Aslında Sokrates'in bahsetmeye çalıştığı şey, seçimlerde oy kullanmanın bir "yetenek" olduğudur.

Sokrates'e göre oy kullanmak, "rastgele bir sezgi" olarak görülemez. Dolayısıyla oy kullanmanın da, diğer her yetenek gibi insanlara sonradan, dikkatle ve sistematik bir şekilde öğretilmesi gerekmektedir.

Yeterli donanıma ve eğitime sahip olmaksızın insanlara oy kullanma hakkının tanınması, yeterli donanım ve eğitime sahip olmayanlara fırtınalı bir havada yolculuk yapacak bir geminin kontrolünün kime teslim edileceği kararını alma yetkisi vermekle aynıdır diyor.

Katılmamak elde değil..

Ve işin acı tarafı biz hala bu sorunu çözmüş değiliz.

Araç kullanmak için eğitim verip sınava koyduklarımız bile yüzlerce kaza

ve ölüme sebep olurken oy kullanmak için herhangi bir sınava tabii

tutmadıklarımızın ne kadar çok kazaya ve ölüme sebep olduğunu varın siz

düşünün.

Ne yazık ki Sokrates'in demokrasinin tehlikeleriyle ilgili son derece geçerli ve yerinde olan uyarılarının hepsinide unutmuş durumdayız.Yada hatırlamak işimize gelmiyor.
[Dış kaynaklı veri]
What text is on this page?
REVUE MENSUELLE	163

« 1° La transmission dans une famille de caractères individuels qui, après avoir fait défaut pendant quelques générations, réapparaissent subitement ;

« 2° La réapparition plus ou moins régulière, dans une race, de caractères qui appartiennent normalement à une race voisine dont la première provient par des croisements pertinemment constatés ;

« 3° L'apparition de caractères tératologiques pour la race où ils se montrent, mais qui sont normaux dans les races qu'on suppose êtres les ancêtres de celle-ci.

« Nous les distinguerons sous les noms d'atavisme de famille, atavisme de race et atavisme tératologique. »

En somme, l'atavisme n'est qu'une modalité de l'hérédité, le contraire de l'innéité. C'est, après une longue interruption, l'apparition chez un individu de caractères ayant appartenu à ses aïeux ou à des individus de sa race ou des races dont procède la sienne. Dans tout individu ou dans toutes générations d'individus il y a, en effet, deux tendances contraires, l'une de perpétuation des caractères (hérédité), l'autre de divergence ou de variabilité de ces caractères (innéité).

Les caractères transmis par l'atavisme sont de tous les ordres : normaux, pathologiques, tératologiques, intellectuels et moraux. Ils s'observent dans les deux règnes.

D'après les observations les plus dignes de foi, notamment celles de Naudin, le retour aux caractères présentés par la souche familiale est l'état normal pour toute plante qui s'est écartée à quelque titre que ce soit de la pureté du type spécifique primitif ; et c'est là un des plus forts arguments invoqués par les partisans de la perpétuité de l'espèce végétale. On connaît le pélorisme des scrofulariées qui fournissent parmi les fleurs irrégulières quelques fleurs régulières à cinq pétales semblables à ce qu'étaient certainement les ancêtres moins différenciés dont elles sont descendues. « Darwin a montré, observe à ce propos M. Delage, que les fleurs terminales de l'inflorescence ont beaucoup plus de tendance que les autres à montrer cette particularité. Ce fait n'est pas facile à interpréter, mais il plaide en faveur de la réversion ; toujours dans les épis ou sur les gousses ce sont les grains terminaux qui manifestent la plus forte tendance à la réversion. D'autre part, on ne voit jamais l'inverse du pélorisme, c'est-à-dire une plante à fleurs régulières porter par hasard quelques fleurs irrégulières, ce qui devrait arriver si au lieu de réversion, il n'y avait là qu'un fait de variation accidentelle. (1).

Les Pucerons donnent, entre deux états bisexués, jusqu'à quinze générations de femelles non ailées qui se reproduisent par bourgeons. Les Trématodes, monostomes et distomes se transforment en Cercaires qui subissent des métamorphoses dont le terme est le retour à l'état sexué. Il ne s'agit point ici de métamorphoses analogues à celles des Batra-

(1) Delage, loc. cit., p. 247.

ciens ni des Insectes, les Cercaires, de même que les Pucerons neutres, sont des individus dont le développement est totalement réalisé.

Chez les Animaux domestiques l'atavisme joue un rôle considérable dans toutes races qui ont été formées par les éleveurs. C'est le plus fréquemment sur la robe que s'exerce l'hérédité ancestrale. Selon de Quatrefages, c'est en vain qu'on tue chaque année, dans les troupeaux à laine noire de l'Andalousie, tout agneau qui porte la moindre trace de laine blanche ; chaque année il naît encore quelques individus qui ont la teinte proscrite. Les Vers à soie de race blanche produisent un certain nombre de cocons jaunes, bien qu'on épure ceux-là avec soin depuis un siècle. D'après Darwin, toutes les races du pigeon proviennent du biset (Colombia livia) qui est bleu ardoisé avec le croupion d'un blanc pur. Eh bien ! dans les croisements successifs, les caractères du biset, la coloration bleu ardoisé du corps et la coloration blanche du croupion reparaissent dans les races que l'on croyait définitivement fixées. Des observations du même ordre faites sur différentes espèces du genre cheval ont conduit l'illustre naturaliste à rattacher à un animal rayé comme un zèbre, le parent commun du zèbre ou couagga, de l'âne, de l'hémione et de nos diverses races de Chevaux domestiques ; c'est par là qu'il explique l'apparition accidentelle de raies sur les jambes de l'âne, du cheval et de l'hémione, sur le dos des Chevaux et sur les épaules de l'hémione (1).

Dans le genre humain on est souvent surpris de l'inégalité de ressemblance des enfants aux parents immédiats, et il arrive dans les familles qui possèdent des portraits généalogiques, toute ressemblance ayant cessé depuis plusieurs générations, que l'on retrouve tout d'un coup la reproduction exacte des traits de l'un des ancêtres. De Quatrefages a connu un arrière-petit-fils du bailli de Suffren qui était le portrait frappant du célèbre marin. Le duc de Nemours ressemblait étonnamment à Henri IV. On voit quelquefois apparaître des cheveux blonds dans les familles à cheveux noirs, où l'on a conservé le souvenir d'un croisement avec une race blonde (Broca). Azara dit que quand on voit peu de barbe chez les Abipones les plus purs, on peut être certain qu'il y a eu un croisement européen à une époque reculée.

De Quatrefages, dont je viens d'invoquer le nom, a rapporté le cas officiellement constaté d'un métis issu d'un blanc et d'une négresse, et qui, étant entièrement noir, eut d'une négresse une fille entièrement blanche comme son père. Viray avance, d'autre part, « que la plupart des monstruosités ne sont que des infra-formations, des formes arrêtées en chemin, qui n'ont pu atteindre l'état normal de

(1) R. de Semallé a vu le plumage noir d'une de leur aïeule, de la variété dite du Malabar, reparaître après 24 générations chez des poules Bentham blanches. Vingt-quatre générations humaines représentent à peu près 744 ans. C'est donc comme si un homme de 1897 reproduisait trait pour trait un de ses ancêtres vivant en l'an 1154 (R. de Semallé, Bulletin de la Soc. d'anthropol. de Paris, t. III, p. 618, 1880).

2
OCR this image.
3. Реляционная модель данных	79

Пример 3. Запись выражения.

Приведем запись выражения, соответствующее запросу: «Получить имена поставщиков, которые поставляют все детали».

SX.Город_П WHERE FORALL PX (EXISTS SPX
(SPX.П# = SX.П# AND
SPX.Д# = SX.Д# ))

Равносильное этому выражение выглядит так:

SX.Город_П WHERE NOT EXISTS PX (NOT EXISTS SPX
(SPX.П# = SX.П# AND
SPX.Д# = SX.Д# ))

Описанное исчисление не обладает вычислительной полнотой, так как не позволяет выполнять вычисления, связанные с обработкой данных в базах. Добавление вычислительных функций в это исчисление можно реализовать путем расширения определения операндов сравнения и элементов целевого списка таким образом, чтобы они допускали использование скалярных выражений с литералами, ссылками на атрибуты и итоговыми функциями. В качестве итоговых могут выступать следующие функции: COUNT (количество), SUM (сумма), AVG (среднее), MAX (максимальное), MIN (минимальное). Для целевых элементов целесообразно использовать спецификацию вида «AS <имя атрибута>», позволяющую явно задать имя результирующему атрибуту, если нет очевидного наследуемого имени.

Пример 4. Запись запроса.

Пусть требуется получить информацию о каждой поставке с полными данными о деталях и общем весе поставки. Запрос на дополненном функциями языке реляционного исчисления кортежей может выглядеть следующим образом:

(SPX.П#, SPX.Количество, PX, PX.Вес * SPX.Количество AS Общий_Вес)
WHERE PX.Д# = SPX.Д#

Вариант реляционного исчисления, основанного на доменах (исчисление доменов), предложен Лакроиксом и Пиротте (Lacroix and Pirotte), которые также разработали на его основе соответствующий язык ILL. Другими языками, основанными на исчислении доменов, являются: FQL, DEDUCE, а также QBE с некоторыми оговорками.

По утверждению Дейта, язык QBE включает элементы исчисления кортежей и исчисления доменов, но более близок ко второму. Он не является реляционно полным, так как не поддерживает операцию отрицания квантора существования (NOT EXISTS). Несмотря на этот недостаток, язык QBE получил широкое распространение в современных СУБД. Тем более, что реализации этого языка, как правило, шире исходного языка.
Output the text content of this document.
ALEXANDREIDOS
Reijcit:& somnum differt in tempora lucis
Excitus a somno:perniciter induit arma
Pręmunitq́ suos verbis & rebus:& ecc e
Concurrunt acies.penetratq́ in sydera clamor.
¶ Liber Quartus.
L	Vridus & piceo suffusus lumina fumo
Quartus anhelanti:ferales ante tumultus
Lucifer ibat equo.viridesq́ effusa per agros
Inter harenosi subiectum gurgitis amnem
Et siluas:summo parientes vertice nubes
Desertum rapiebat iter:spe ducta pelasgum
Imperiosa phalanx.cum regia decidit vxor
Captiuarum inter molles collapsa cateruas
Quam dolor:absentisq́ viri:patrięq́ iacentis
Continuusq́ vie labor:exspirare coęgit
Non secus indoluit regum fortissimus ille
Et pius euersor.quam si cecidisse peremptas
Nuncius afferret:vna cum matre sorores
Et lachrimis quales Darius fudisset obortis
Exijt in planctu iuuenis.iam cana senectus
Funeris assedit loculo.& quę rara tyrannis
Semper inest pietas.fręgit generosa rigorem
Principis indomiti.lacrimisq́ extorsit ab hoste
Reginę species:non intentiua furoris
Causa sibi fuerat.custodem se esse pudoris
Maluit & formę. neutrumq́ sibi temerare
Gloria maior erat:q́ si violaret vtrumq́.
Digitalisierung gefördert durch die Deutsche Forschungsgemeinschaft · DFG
Ve biz Sokratesten belli henüz bu sorunu aşacak bir yöntem bulamadığımız için demokrasi dediğimiz şey hergün daha çok itibar kaybetmektedir.

Bize mi kaldı diyebilirsiniz.Ama şikayet ederek bir yere varmakta olası değil.

Ve daha iyisini daima zorlamalıyız.

Velhasıl önümüzde yine bir Cumhurbaşkanlığı seçimi var ve gemiyi kimin kullanacağına karar vereceğiz.

Kimi , neden seçmemiz gerektiğini gerçekten biliyormuyuz?

Bu kararı verebilecek yeterli bilgi ,eğitim, donanım ve sayısal üstünlüğe sahipmiyiz?

Yoksa sezgilerimizle mi hareket edeceğiz?

Ne dersiniz doğru karar verebilecek miyiz?